Why universal care works
The MA universal healthcare bill contained both a corporate and individual mandate. This has forced businesses to provide health insurance and encouraged residents to buy insurance or face fines. Nearly all but the state's smallest companies must offer health insurance that meets 'minimal creditable coverage', or they are forced to pay a fee based on the number of uninsured employees as well as any costs incurred by the State if their employees use free care (go to a clinic or ER). Residents also shoulder responsibility and have an individual mandate requiring they have insurance.
Even though there was a lot of negative press about these mandates infringing on individual liberties and making the state 'unfriendly' to business, it did not prevent the MA from keeping this in the bill and it is in my opinion one of the reasons MA achieved universal coverage so quickly. The state made a strong case by saying that since every resident at some point uses the healthcare system, everyone should be expected to have some form of health coverage.

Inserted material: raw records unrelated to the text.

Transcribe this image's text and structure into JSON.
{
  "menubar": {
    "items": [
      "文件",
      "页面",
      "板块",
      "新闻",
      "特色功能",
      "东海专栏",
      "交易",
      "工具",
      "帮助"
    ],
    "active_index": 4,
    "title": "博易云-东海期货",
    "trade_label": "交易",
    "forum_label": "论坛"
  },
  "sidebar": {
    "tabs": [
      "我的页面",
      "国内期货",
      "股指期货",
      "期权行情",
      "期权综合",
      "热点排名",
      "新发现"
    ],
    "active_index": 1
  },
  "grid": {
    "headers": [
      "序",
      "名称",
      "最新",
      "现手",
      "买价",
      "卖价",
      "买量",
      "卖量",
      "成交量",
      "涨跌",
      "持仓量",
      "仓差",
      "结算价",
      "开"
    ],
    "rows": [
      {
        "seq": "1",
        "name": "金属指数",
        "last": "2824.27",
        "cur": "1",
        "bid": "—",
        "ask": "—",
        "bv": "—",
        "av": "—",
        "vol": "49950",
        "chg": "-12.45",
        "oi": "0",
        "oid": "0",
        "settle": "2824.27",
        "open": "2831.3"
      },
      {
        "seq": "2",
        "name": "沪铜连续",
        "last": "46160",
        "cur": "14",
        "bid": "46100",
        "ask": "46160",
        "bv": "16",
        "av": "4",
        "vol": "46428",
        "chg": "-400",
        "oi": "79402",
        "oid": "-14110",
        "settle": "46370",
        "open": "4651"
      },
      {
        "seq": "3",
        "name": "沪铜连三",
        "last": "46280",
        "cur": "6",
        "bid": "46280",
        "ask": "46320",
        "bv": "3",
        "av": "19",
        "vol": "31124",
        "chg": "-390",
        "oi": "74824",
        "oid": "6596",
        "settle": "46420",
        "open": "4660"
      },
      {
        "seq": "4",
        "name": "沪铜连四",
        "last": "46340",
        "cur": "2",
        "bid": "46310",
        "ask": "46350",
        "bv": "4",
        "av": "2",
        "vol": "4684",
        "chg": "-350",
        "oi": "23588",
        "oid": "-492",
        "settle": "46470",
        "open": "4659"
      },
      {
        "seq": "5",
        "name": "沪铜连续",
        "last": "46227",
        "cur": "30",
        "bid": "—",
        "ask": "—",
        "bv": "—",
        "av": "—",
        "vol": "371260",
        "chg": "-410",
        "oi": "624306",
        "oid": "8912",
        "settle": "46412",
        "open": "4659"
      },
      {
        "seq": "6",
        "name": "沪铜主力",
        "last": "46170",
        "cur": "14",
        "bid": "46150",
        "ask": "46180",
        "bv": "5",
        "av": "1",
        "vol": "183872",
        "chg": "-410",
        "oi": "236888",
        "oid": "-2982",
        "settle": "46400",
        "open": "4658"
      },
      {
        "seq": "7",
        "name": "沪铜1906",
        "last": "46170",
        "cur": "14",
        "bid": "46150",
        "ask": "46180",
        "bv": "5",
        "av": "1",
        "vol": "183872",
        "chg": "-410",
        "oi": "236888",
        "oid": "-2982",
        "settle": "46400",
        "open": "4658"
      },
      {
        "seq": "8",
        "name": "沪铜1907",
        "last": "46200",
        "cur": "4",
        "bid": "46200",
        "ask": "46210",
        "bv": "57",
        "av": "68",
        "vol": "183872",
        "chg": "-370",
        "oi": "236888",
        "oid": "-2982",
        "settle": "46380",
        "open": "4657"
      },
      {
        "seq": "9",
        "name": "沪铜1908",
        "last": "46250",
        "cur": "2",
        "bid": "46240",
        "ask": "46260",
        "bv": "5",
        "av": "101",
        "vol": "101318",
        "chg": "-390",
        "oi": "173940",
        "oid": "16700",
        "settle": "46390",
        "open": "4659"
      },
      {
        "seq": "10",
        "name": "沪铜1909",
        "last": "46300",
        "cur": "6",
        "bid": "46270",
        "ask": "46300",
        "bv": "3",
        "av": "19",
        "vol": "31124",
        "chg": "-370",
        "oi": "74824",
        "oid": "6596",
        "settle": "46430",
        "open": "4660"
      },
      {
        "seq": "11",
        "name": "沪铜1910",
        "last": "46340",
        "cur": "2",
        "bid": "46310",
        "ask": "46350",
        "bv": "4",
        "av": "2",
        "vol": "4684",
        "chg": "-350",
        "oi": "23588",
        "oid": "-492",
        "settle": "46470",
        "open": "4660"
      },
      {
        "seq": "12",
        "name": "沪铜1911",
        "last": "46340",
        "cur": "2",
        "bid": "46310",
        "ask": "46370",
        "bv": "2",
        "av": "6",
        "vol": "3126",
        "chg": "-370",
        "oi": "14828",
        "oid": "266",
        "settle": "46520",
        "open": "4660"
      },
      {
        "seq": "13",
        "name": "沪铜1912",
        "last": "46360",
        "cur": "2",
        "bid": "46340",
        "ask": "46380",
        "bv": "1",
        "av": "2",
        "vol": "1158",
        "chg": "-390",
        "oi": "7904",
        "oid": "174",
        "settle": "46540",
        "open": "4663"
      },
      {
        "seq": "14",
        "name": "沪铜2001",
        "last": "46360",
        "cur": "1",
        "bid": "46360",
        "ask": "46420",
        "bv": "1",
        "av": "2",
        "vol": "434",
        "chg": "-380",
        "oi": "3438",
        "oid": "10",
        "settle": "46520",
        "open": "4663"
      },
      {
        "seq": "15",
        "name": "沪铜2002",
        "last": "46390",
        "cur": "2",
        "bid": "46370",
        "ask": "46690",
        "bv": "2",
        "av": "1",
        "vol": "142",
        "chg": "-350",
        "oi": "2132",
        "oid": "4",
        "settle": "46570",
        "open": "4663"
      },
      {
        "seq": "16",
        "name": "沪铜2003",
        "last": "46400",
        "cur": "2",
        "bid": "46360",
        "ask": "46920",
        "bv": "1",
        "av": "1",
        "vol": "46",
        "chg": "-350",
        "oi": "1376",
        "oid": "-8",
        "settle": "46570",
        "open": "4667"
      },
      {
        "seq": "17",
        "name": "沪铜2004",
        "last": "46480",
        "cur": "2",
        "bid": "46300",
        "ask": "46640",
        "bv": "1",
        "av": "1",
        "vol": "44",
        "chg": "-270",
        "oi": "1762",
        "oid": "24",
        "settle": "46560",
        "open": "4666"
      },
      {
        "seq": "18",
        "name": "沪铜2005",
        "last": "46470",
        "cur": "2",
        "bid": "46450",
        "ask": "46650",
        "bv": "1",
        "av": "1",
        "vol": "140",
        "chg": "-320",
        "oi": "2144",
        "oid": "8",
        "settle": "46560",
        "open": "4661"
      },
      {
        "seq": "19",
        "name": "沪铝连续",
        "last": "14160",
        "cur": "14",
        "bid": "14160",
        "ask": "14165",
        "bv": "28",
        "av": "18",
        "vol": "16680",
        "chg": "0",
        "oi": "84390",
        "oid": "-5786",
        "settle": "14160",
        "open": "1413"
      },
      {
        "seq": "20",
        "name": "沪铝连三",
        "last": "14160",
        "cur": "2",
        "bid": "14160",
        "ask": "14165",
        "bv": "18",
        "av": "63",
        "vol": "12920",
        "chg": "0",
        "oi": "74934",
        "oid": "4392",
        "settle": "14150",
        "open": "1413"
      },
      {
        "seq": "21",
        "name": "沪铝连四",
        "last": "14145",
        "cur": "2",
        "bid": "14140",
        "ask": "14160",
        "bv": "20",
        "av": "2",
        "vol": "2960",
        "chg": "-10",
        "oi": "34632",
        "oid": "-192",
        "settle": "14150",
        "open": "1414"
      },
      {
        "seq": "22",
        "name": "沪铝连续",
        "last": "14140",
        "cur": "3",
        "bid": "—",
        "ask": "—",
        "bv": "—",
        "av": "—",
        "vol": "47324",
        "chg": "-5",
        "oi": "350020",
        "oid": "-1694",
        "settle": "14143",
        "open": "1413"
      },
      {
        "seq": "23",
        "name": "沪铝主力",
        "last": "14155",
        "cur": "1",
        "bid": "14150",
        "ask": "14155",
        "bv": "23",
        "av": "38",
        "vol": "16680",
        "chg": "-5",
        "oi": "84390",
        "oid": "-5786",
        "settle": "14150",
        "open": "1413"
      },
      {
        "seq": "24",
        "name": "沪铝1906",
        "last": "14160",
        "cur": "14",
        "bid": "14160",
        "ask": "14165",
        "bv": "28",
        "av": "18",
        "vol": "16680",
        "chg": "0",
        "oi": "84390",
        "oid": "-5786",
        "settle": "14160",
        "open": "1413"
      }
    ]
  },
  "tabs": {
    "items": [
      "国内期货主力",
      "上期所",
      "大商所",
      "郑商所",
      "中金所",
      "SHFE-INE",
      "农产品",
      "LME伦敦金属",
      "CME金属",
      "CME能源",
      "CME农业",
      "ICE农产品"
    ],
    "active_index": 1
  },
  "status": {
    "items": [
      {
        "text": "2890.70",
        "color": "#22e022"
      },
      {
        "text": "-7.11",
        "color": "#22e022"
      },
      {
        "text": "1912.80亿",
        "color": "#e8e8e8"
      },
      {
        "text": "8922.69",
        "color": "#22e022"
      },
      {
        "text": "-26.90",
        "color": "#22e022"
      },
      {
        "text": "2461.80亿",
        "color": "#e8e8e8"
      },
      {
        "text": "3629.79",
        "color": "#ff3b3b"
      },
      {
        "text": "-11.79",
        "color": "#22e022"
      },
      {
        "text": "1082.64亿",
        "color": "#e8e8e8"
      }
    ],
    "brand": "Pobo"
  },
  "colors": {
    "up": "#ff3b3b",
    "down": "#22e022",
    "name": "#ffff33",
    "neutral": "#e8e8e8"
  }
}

So what's the problem and what is/are the solution(s)?
Despite a significant downturn in the economy, universal healthcare remains popular in MA. An article published last month in The Boston Globe points out that residents still support the bill which brought universal care to MA by a 2-to-1 ratio (State's Health System Popular). However, the program does have many detractors and there are many problems; cost control and access to primary care physicians being the top two probably.
The state made news back in July when it announced that they would scrap the current "fee-for-service"; a system in which insurers pay doctors and hospitals a negotiated fee for individual procedures or visits (NE Journal of Medicine Article). A state commission has recommended that within the next 5 years the state move to have a yearly fee for each patient. In theory, this will eliminate any financial incentive to overtreat patients and encourage greater efficiencies. Additional monies could be earned through pay-for-performance initiatives.
Now that coverage is avavailable through private employer-based insurance and the state run "Commonwealth Connector" the next step is tackling the jams in the system to ensure better access and decreasing medical cost trends. Ideas like ending fee-for-service and implementing pay-for-performance models are innovative approaches that have yet to be tested so it can not be said if they will fail or succeed and the law of unintended consequences can never be discounted, but I am pleased that the state continues to take this issue seriously and errs on the side of innovation and action.